The 2011 BMW 335is: The return of the "s" designation

Estoril, Portugal - In the language of BMW, the new 335is coupe and cabriolet mean the return of the "s" designation, which is part of a "Life Cycle Impulse" – basically an update – for the 3 Series. Geared for performance, these two models will be sold exclusively in North America. The cabriolet will be available in April 2010, and the coupe will follow in June 2010. BMW Canada has not yet confirmed the prices of these new 3 Series variants in Canadian dollars, but we can get an idea from the prices south of the border: $50,525 for the coupe and $59,075 for the cabriolet.

In terms of style, the 335is vehicles can be distinguished by a new hood and redesigned front end featuring a lower and wider grille with two black nostrils and new headlights crowned with LEDs. The tail-lights also use LED technology, while the exhausts get a black chrome treatment and a functional diffuser has been integrated too. The interior gets the M Sport treatment with a thicker steering wheel, driver’s footrest, and light grey dials with white needles. Two transmissions are available: a six-speed manual and a seven-speed DCT (Dual-Clutch Transmission) with new steering-wheel-mounted controls. Specifically, BMW finally decided to do away with their old system which required the driver to pull on the paddles to shift up and push the same paddles to shift down. They’re now going the same route as most of the competition with the right paddle controlling upshifts and the left paddle controlling downshifts. The DCT gearbox also features "Launch Control" which optimizes accelerations from rest and makes the ensuing sprints more efficient.

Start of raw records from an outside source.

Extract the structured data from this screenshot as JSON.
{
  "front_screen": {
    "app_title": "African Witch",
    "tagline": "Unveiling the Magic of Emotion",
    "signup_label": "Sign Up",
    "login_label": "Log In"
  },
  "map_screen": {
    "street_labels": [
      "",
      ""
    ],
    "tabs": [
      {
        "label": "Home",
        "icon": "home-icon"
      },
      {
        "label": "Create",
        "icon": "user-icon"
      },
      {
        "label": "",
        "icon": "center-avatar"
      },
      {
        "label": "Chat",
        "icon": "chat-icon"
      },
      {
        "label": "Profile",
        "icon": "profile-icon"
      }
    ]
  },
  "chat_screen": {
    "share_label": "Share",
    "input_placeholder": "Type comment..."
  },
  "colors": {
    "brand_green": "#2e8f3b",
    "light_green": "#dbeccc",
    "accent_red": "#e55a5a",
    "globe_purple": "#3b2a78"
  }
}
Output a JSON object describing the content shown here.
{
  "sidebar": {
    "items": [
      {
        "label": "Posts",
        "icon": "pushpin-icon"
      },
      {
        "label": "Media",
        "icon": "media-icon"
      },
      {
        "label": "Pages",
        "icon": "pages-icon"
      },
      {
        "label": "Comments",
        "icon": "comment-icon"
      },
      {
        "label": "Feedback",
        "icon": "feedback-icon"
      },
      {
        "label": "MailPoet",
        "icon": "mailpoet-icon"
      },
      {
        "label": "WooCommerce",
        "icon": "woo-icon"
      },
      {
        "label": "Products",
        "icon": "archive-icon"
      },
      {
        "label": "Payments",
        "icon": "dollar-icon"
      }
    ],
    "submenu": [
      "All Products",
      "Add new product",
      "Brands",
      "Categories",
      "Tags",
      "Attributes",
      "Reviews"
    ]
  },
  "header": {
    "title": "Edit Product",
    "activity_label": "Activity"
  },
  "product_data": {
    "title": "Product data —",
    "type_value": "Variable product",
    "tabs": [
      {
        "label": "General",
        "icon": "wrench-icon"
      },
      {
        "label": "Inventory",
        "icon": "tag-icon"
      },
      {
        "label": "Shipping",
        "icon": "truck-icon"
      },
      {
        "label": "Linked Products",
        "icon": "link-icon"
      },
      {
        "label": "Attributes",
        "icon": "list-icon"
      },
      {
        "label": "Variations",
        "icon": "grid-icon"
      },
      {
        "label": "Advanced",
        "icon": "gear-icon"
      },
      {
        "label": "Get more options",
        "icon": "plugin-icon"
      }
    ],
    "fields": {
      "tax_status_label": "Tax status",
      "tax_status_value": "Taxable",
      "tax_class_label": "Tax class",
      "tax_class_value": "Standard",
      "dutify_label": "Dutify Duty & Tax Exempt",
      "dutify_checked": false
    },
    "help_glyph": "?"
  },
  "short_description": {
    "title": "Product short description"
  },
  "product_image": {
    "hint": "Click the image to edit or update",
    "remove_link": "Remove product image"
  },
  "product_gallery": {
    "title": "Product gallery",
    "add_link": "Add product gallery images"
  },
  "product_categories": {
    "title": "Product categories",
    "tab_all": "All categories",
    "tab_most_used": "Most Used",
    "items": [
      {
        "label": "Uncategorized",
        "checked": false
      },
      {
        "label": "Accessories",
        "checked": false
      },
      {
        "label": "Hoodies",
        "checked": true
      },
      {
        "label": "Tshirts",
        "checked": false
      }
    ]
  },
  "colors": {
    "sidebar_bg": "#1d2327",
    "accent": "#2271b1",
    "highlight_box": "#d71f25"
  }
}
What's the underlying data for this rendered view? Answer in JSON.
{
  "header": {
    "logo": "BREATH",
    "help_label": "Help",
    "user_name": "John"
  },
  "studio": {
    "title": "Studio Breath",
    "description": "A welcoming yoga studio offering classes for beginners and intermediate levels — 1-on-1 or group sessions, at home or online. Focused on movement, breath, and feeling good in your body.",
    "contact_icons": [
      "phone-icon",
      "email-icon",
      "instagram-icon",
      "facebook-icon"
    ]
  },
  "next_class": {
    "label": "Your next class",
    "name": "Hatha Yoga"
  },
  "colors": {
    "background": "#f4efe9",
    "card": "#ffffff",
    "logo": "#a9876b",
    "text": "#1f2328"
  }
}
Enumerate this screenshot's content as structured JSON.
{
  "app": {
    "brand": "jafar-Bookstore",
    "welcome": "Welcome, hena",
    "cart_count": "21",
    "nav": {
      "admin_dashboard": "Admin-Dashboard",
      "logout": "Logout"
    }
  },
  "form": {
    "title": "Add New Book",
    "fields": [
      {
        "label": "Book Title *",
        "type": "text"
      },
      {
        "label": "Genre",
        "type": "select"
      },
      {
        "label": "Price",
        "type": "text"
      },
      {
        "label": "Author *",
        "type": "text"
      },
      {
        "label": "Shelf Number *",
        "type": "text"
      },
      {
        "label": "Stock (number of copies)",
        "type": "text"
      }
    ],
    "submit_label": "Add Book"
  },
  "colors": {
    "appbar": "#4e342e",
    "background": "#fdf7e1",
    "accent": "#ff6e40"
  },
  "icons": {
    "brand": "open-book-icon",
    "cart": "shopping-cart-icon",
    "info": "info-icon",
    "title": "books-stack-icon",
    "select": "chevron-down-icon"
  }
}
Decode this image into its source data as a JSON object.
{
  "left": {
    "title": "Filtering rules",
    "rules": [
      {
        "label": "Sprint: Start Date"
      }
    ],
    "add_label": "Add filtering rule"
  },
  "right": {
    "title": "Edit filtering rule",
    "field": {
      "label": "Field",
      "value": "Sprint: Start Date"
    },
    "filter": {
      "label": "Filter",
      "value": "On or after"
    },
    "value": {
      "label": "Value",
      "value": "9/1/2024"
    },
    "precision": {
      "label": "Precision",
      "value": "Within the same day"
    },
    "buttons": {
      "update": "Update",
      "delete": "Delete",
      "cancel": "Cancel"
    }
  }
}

320 horses and up to 370 pounds-foot of torque

These vehicles get the N54 engine, a twin-turbo 3.0-litre inline six-cylinder that has seen its power boosted to 320 hp and offers a maximum of 322 pounds-foot of torque, though the "Overboost" function will up the torque to 370 pounds-foot for a seven-second period. They’ve paid special attention to cooling the engine oil and coolant by adding small twin secondary radiators. You should also know that this same engine is going into the Z4, where it will produce 335 hp – the 15 extra horses are thanks to computerized calibration. In other words, the 335is gets 320 horses and not 335 because the marketing directors thought it best to respect a certain hierarchy in the company’s offering. Final note: the xDrive AWD is not available on these models.

Balanced performance

On the Estoril circuit, the 335is proved very well balanced thanks to its nearly ideal weight distribution and sport suspension. The delivery of power and torque is particularly linear, allowing the driver to use just the right amount of gas when coming out of turns. The steering is remarkably precise and gauging the road grip is dead easy with the thicker steering wheel (I noticed that during my first laps of the circuit, as the road was slick from the previous night’s rainfall). For the initial laps, I was behind the wheel of a 335is with the manual transmission, which works like a charm. I tested the dual-clutch 335is later in the morning, when the circuit had had the chance to dry out. This confirmed that BMW’s new paddle system is much more intuitive and natural than the system the Bavarian manufacturer had been using until now.

In closing, BMW came out with these new models as a response to the demand for their performance vehicles, which is greater in North America than in Europe. And judging by the prices mentioned earlier in this article, it will also be a good opportunity for BMW to charge a little more for these high-performance models bearing the "s" designation.